The other tired argument you’ll hear from supporters of the Senate vote….wait, time out….I’m quite certain there isn’t a soul alive who actually supported the rulemaking. It’s perfectly loopy.  Folks voted for it because they had to for some dark reason…but anyway, time in….the other reason senators gave for this week’s vote was this:

Consumers actually fare better in arbitration than in class action cases.

That’s a vile lie using an incredible distortion of the numbers, one so misleading you wonder how folks sleep at night.  The Economic Policy Institute dispenses with that lie here.

In recent weeks, members of Congress have introduced legislation to repeal the CFPB rule and take away consumers’ newly restored right to band together in court. Opponents of the rule have suggested that the bureau’s own findings show consumers on average receive greater relief in arbitration ($5,389) than class action lawsuits ($32). This is enormously misleading.

While the average consumer who wins a claim in arbitration recovers $5,389, this is not even close to a typical consumer outcome. Why? Consumers obtain relief regarding their claims in only 9 percent of disputes.
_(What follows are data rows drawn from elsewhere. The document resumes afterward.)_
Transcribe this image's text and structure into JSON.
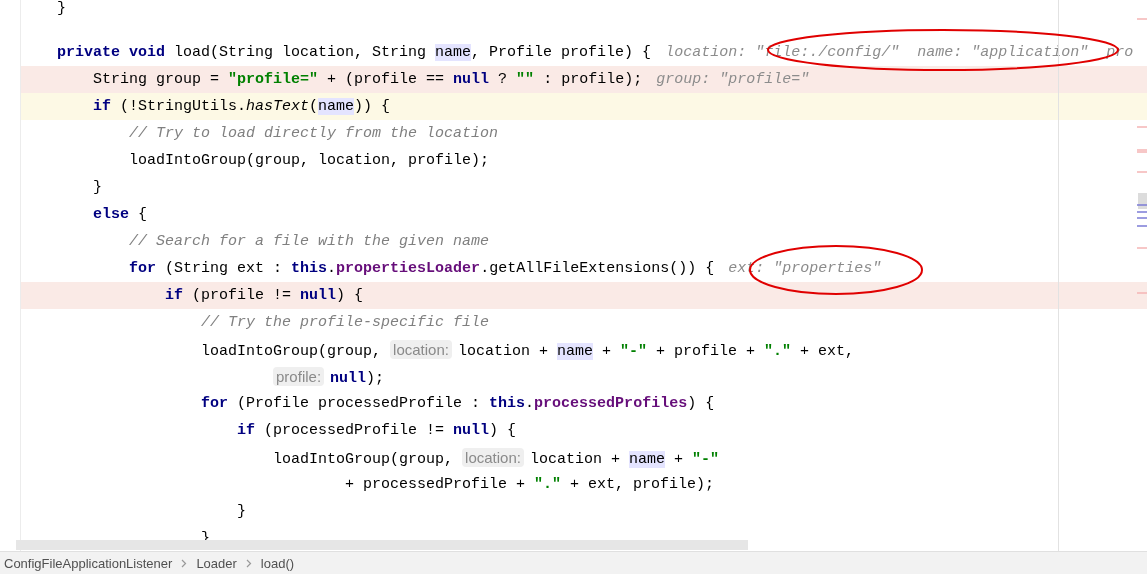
{
  "editor": {
    "lines": [
      {
        "kind": "code",
        "breakpoint": false,
        "caret_line": false,
        "segments": [
          {
            "kind": "code",
            "tokens": [
              {
                "kind": "plain",
                "text": "}"
              }
            ]
          }
        ]
      },
      {
        "kind": "blank",
        "breakpoint": false,
        "caret_line": false
      },
      {
        "kind": "code",
        "breakpoint": false,
        "caret_line": false,
        "segments": [
          {
            "kind": "code",
            "tokens": [
              {
                "kind": "keyword",
                "text": "private void"
              },
              {
                "kind": "plain",
                "text": " load(String location, String "
              },
              {
                "kind": "usage",
                "text": "name"
              },
              {
                "kind": "plain",
                "text": ", Profile profile) {"
              }
            ]
          },
          {
            "kind": "hint",
            "text": "location: \"file:./config/\"  name: \"application\"  pro"
          }
        ],
        "children": [
          {
            "kind": "code",
            "breakpoint": true,
            "caret_line": false,
            "segments": [
              {
                "kind": "code",
                "tokens": [
                  {
                    "kind": "plain",
                    "text": "String group = "
                  },
                  {
                    "kind": "string",
                    "text": "\"profile=\""
                  },
                  {
                    "kind": "plain",
                    "text": " + (profile == "
                  },
                  {
                    "kind": "keyword",
                    "text": "null"
                  },
                  {
                    "kind": "plain",
                    "text": " ? "
                  },
                  {
                    "kind": "string",
                    "text": "\"\""
                  },
                  {
                    "kind": "plain",
                    "text": " : profile);"
                  }
                ]
              },
              {
                "kind": "hint",
                "text": "group: \"profile=\""
              }
            ]
          },
          {
            "kind": "code",
            "breakpoint": false,
            "caret_line": true,
            "segments": [
              {
                "kind": "code",
                "tokens": [
                  {
                    "kind": "keyword",
                    "text": "if"
                  },
                  {
                    "kind": "plain",
                    "text": " (!StringUtils."
                  },
                  {
                    "kind": "method",
                    "text": "hasText"
                  },
                  {
                    "kind": "plain",
                    "text": "("
                  },
                  {
                    "kind": "usage",
                    "text": "name"
                  },
                  {
                    "kind": "plain",
                    "text": ")) {"
                  }
                ]
              }
            ],
            "children": [
              {
                "kind": "code",
                "breakpoint": false,
                "caret_line": false,
                "segments": [
                  {
                    "kind": "code",
                    "tokens": [
                      {
                        "kind": "comment",
                        "text": "// Try to load directly from the location"
                      }
                    ]
                  }
                ]
              },
              {
                "kind": "code",
                "breakpoint": false,
                "caret_line": false,
                "segments": [
                  {
                    "kind": "code",
                    "tokens": [
                      {
                        "kind": "plain",
                        "text": "loadIntoGroup(group, location, profile);"
                      }
                    ]
                  }
                ]
              }
            ]
          },
          {
            "kind": "code",
            "breakpoint": false,
            "caret_line": false,
            "segments": [
              {
                "kind": "code",
                "tokens": [
                  {
                    "kind": "plain",
                    "text": "}"
                  }
                ]
              }
            ]
          },
          {
            "kind": "code",
            "breakpoint": false,
            "caret_line": false,
            "segments": [
              {
                "kind": "code",
                "tokens": [
                  {
                    "kind": "keyword",
                    "text": "else"
                  },
                  {
                    "kind": "plain",
                    "text": " {"
                  }
                ]
              }
            ],
            "children": [
              {
                "kind": "code",
                "breakpoint": false,
                "caret_line": false,
                "segments": [
                  {
                    "kind": "code",
                    "tokens": [
                      {
                        "kind": "comment",
                        "text": "// Search for a file with the given name"
                      }
                    ]
                  }
                ]
              },
              {
                "kind": "code",
                "breakpoint": false,
                "caret_line": false,
                "segments": [
                  {
                    "kind": "code",
                    "tokens": [
                      {
                        "kind": "keyword",
                        "text": "for"
                      },
                      {
                        "kind": "plain",
                        "text": " (String ext : "
                      },
                      {
                        "kind": "keyword",
                        "text": "this"
                      },
                      {
                        "kind": "plain",
                        "text": "."
                      },
                      {
                        "kind": "field",
                        "text": "propertiesLoader"
                      },
                      {
                        "kind": "plain",
                        "text": ".getAllFileExtensions()) {"
                      }
                    ]
                  },
                  {
                    "kind": "hint",
                    "text": "ext: \"properties\""
                  }
                ],
                "children": [
                  {
                    "kind": "code",
                    "breakpoint": true,
                    "caret_line": false,
                    "segments": [
                      {
                        "kind": "code",
                        "tokens": [
                          {
                            "kind": "keyword",
                            "text": "if"
                          },
                          {
                            "kind": "plain",
                            "text": " (profile != "
                          },
                          {
                            "kind": "keyword",
                            "text": "null"
                          },
                          {
                            "kind": "plain",
                            "text": ") {"
                          }
                        ]
                      }
                    ],
                    "children": [
                      {
                        "kind": "code",
                        "breakpoint": false,
                        "caret_line": false,
                        "segments": [
                          {
                            "kind": "code",
                            "tokens": [
                              {
                                "kind": "comment",
                                "text": "// Try the profile-specific file"
                              }
                            ]
                          }
                        ]
                      },
                      {
                        "kind": "code",
                        "breakpoint": false,
                        "caret_line": false,
                        "segments": [
                          {
                            "kind": "code",
                            "tokens": [
                              {
                                "kind": "plain",
                                "text": "loadIntoGroup(group, "
                              }
                            ]
                          },
                          {
                            "kind": "param",
                            "text": "location:"
                          },
                          {
                            "kind": "code",
                            "tokens": [
                              {
                                "kind": "plain",
                                "text": "location + "
                              },
                              {
                                "kind": "usage",
                                "text": "name"
                              },
                              {
                                "kind": "plain",
                                "text": " + "
                              },
                              {
                                "kind": "string",
                                "text": "\"-\""
                              },
                              {
                                "kind": "plain",
                                "text": " + profile + "
                              },
                              {
                                "kind": "string",
                                "text": "\".\""
                              },
                              {
                                "kind": "plain",
                                "text": " + ext,"
                              }
                            ]
                          }
                        ]
                      },
                      {
                        "kind": "continuation",
                        "breakpoint": false,
                        "caret_line": false,
                        "segments": [
                          {
                            "kind": "param",
                            "text": "profile:"
                          },
                          {
                            "kind": "code",
                            "tokens": [
                              {
                                "kind": "keyword",
                                "text": "null"
                              },
                              {
                                "kind": "plain",
                                "text": ");"
                              }
                            ]
                          }
                        ]
                      },
                      {
                        "kind": "code",
                        "breakpoint": false,
                        "caret_line": false,
                        "segments": [
                          {
                            "kind": "code",
                            "tokens": [
                              {
                                "kind": "keyword",
                                "text": "for"
                              },
                              {
                                "kind": "plain",
                                "text": " (Profile processedProfile : "
                              },
                              {
                                "kind": "keyword",
                                "text": "this"
                              },
                              {
                                "kind": "plain",
                                "text": "."
                              },
                              {
                                "kind": "field",
                                "text": "processedProfiles"
                              },
                              {
                                "kind": "plain",
                                "text": ") {"
                              }
                            ]
                          }
                        ],
                        "children": [
                          {
                            "kind": "code",
                            "breakpoint": false,
                            "caret_line": false,
                            "segments": [
                              {
                                "kind": "code",
                                "tokens": [
                                  {
                                    "kind": "keyword",
                                    "text": "if"
                                  },
                                  {
                                    "kind": "plain",
                                    "text": " (processedProfile != "
                                  },
                                  {
                                    "kind": "keyword",
                                    "text": "null"
                                  },
                                  {
                                    "kind": "plain",
                                    "text": ") {"
                                  }
                                ]
                              }
                            ],
                            "children": [
                              {
                                "kind": "code",
                                "breakpoint": false,
                                "caret_line": false,
                                "segments": [
                                  {
                                    "kind": "code",
                                    "tokens": [
                                      {
                                        "kind": "plain",
                                        "text": "loadIntoGroup(group, "
                                      }
                                    ]
                                  },
                                  {
                                    "kind": "param",
                                    "text": "location:"
                                  },
                                  {
                                    "kind": "code",
                                    "tokens": [
                                      {
                                        "kind": "plain",
                                        "text": "location + "
                                      },
                                      {
                                        "kind": "usage",
                                        "text": "name"
                                      },
                                      {
                                        "kind": "plain",
                                        "text": " + "
                                      },
                                      {
                                        "kind": "string",
                                        "text": "\"-\""
                                      }
                                    ]
                                  }
                                ]
                              },
                              {
                                "kind": "continuation",
                                "breakpoint": false,
                                "caret_line": false,
                                "segments": [
                                  {
                                    "kind": "code",
                                    "tokens": [
                                      {
                                        "kind": "plain",
                                        "text": "+ processedProfile + "
                                      },
                                      {
                                        "kind": "string",
                                        "text": "\".\""
                                      },
                                      {
                                        "kind": "plain",
                                        "text": " + ext, profile);"
                                      }
                                    ]
                                  }
                                ]
                              }
                            ]
                          },
                          {
                            "kind": "code",
                            "breakpoint": false,
                            "caret_line": false,
                            "segments": [
                              {
                                "kind": "code",
                                "tokens": [
                                  {
                                    "kind": "plain",
                                    "text": "}"
                                  }
                                ]
                              }
                            ]
                          }
                        ]
                      },
                      {
                        "kind": "code",
                        "breakpoint": false,
                        "caret_line": false,
                        "segments": [
                          {
                            "kind": "code",
                            "tokens": [
                              {
                                "kind": "plain",
                                "text": "}"
                              }
                            ]
                          }
                        ]
                      }
                    ]
                  }
                ]
              }
            ]
          }
        ]
      }
    ]
  },
  "breadcrumbs": [
    {
      "label": "ConfigFileApplicationListener"
    },
    {
      "label": "Loader"
    },
    {
      "label": "load()"
    }
  ]
}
On the other hand, when companies make claims or counterclaims, arbitrators grant them relief 93 percent of the time—meaning they order the consumer to pay. If you consider both sides of this equation, in arbitration, the average consumer is ordered to pay $7,725 to the bank or lender. That’s right: the average consumer ends up paying financial institutions in arbitration.
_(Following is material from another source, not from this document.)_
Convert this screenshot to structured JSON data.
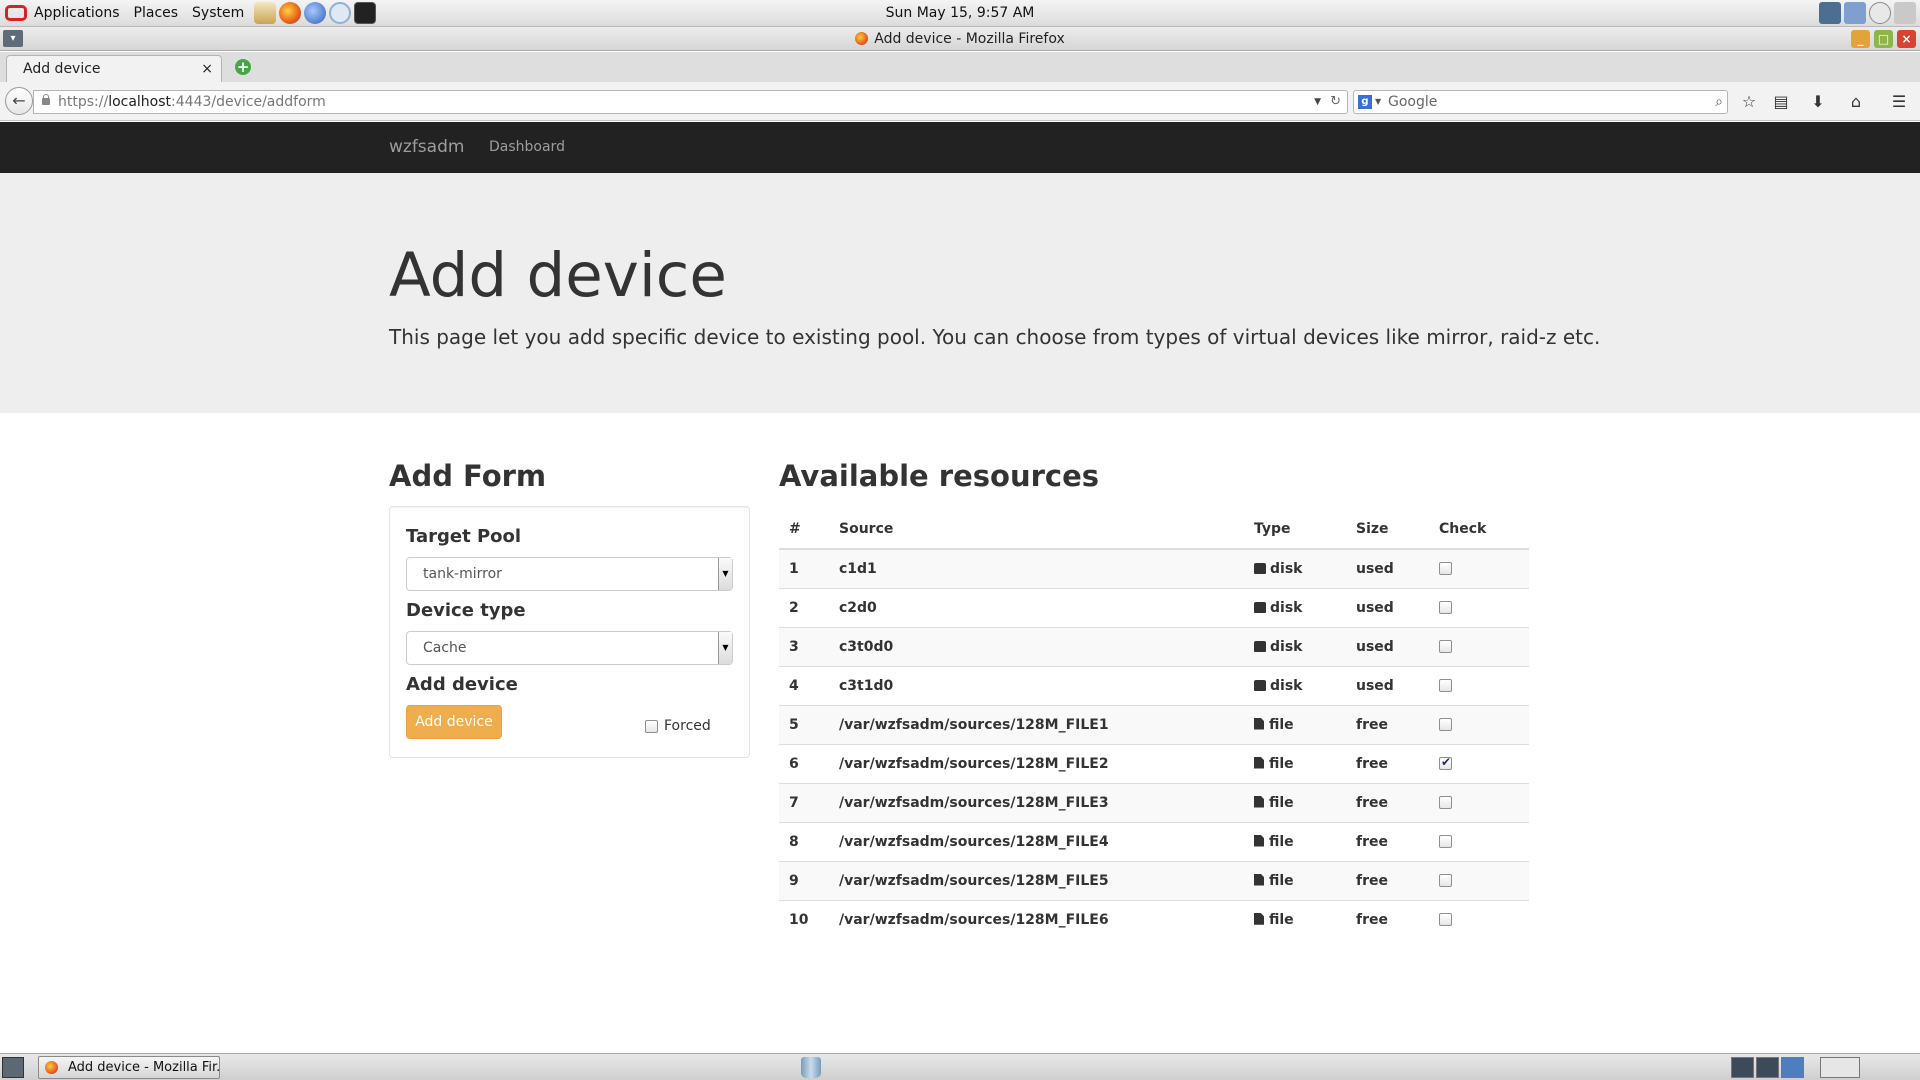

But let’s consider the consumers who do win in arbitration. How do those numbers stack up against class action lawsuits? In an average year, at least 6,800,000 consumers get cash relief in class actions—compared with just 16 consumers who receive cash relief in arbitration, according to available data.  Consumers recover at least $440,000,000 in class actions, after deducting all attorneys’ fees and court costs—compared with a total of $86,216 in arbitration.

Banning consumer class actions lets financial institutions keep hundreds of millions of dollars that would otherwise go back to harmed consumers every year.

Yes, it’s quite certain, class action lawsuits are imperfect. Anyone who’s received a 17-cent check as a “settlement” knows that. I’m all for fixing that broken system.  But granting banks like Wells Fargo a free and PERMANENT get-out-of-jail-free card for any misbehavior they undertake is deeply un-American.

And for those of you clinging to the idea that the new administration is based in populism — that somehow Donald Trump feels your pain, knows you’ve been ripped off in life and he’s on your side, well, I’d hope this is the last straw.  Republicans have reinstated the RipOffClause. It’s no more complicated than that.

Class action bans were snuck into our contracts under cover of fine print, slowly, over the course of years, like a virus. They favor the companies that write the contracts, period. Of course they do. Seeing the obvious benefit, corporate lawyers copied and pasted each other’s language until courtroom bans had essentially become the law of the land. It took years for lawyers and legislators around the country to figure out what was going on, and more than a decade of campaigning to simply return this situation back to normal. With a single vote, Vice President Mike Pence has eliminated all that good work and set consumer rights back a decade or more. Given the strength of bank and Wall Street lobbying, it might take another 10 years to fix this. Well, we’d better get started.